Diese Frage ist nur eine von vielen, die über Gachots Film schwebt und die stets mitschwingt, wenn er sich in Rio und an anderen Orten auf Spurensuche begibt. Dieses Geheimnis, das Gilberto umgibt, aber auch Gachots Begegnung mit Rachel, die schon Fischer bei seinen Recherchen half, weswegen der sie stets als „Watson“ titulierte, geben der musikalischen Odyssee fast schon die Anmutung einer Detektivgeschichte. Gemildert wird dieser Spannungsbogen durch eine fast heitere und dann wieder entschieden melancholische Atmosphäre, an der die Songs Gilbertos freilich nicht ganz unschuldig sind. Denn auch wenn sein Debütalbum den programmatischen Titel Chega de saudade (deutsch: Schluss mit der Sehnsucht!) trägt, waren seine Lieder doch immer das genaue Gegenteil von der Parole, die er sich selbst mit auf den Weg gab.

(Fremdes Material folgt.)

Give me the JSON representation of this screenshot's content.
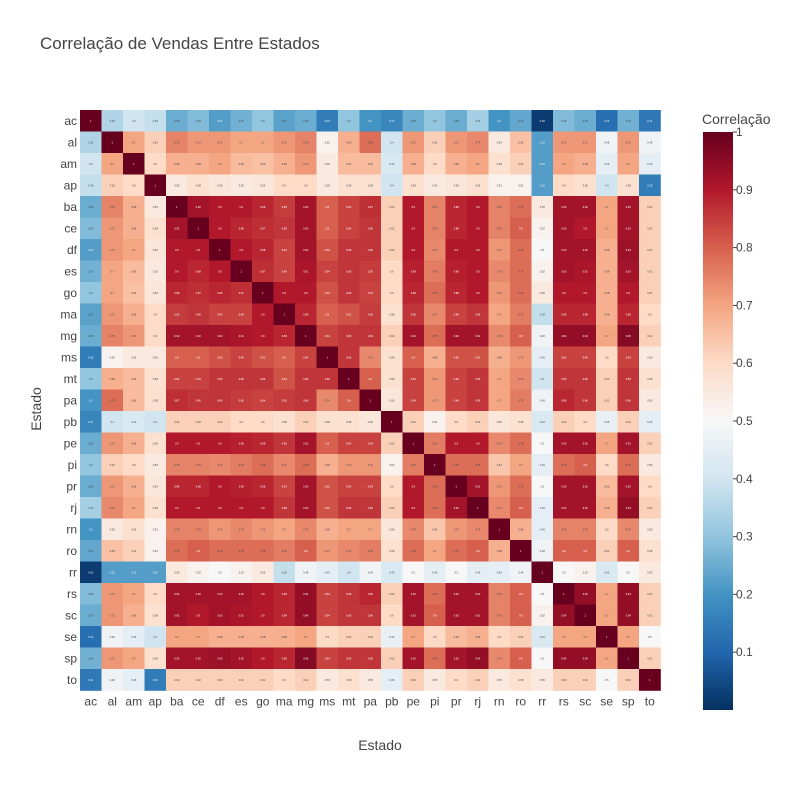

Und so schwebt genau diese Sehnsucht über diesem Film und gibt ihm seine Tonalität, die den Kompositionen Gilbertos gleicht: Leise, irrlichternd zwischen Leid und Freud, jeder Song eher ein Fragment als ein durchgearbeitetes Stück, kein Ölgemälde, sondern eine skizzenhafte Aquarellstudie in hellen Farben und dunkler Grundierung. Gachots Film ist in weiten Teilen eher ein Essay als eine biographische Durchdringung, ein Metadiskurs über Sehnsucht und Verlangen, bei dem man am Ende weiß, dass nicht das Finden das Ziel war, sondern der Weg dorthin. All die Begegnungen, die man auf der Reise machen durfte, all die Bekanntschaften und Momente, die Stimmungen und kleinen Momente des Glücks und des Sehnens — sie sind die wahre Botschaft des Films. Und gleichen damit dem Wirken João Gilbertos auf kongeniale Weise.

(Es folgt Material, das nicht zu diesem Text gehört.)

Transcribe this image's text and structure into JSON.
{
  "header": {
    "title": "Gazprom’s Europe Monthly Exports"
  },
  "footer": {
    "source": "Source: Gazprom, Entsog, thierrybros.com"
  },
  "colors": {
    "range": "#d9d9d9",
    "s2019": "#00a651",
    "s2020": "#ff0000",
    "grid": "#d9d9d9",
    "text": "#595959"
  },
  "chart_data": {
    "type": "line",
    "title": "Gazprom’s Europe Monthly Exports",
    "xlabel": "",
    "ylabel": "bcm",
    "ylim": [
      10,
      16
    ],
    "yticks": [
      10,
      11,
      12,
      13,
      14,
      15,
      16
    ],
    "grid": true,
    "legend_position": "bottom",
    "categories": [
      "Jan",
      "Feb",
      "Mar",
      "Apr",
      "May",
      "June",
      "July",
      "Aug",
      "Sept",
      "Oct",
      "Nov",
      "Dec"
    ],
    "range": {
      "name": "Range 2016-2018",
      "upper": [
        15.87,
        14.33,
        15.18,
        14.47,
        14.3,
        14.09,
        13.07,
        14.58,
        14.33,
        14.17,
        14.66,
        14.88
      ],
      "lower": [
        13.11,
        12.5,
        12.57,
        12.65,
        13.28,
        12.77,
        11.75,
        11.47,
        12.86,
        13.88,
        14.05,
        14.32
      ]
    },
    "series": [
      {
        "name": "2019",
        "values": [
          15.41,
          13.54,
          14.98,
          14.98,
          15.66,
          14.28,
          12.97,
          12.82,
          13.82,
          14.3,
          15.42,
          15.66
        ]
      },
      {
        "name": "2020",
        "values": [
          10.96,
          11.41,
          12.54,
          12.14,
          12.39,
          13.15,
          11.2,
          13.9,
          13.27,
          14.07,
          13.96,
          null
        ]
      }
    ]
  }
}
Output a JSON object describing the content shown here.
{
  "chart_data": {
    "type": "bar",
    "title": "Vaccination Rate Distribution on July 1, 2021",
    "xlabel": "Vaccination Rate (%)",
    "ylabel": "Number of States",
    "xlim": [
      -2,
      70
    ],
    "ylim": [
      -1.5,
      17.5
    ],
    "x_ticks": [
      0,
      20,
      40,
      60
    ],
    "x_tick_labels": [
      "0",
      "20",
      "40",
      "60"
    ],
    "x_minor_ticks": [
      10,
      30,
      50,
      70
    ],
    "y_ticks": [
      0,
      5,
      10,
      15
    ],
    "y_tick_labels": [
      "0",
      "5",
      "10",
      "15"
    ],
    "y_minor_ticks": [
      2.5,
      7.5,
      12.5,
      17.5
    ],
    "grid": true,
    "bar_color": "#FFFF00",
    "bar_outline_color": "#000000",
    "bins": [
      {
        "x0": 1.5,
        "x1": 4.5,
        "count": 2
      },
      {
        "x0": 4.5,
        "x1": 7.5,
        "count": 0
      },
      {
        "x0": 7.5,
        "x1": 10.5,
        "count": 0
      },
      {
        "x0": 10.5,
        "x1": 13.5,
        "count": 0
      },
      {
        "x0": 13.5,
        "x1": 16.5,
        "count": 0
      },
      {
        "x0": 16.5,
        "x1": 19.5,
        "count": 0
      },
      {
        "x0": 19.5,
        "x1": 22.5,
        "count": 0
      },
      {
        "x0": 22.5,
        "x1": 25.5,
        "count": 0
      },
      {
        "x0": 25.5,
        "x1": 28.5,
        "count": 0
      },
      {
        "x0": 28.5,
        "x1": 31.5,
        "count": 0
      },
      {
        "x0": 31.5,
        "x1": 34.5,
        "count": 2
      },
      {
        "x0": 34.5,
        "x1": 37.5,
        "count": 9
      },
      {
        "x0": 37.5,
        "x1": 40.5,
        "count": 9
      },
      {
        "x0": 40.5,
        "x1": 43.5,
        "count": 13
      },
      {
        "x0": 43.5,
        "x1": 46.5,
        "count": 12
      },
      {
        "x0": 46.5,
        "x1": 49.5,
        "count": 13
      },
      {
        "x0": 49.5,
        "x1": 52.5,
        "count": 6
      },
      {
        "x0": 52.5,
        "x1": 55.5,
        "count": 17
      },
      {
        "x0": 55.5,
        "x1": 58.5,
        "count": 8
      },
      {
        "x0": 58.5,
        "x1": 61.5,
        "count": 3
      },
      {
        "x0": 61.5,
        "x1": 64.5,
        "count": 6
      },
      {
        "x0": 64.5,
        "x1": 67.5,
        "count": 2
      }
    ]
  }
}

Wo bist du, João Gilberto? (2018)

Der deutsche Schriftsteller Marc Fischer war besessen — besessen von einem Phantom. Unermüdlich folgte er den Spuren von João Gilberto, dem legendären Begründer  des Bossa Nova, der sich vor vielen Jahren von der Öffentlichkeit zurückgezogen hat. Doch eine Woche, nachdem er sein Buch über die Spurensuche beendet hatte, beging er Selbstmord. Georges Gachot zeichnet Fischers Recherche nach und wird damit zu einer gleich doppelten Spurensuche.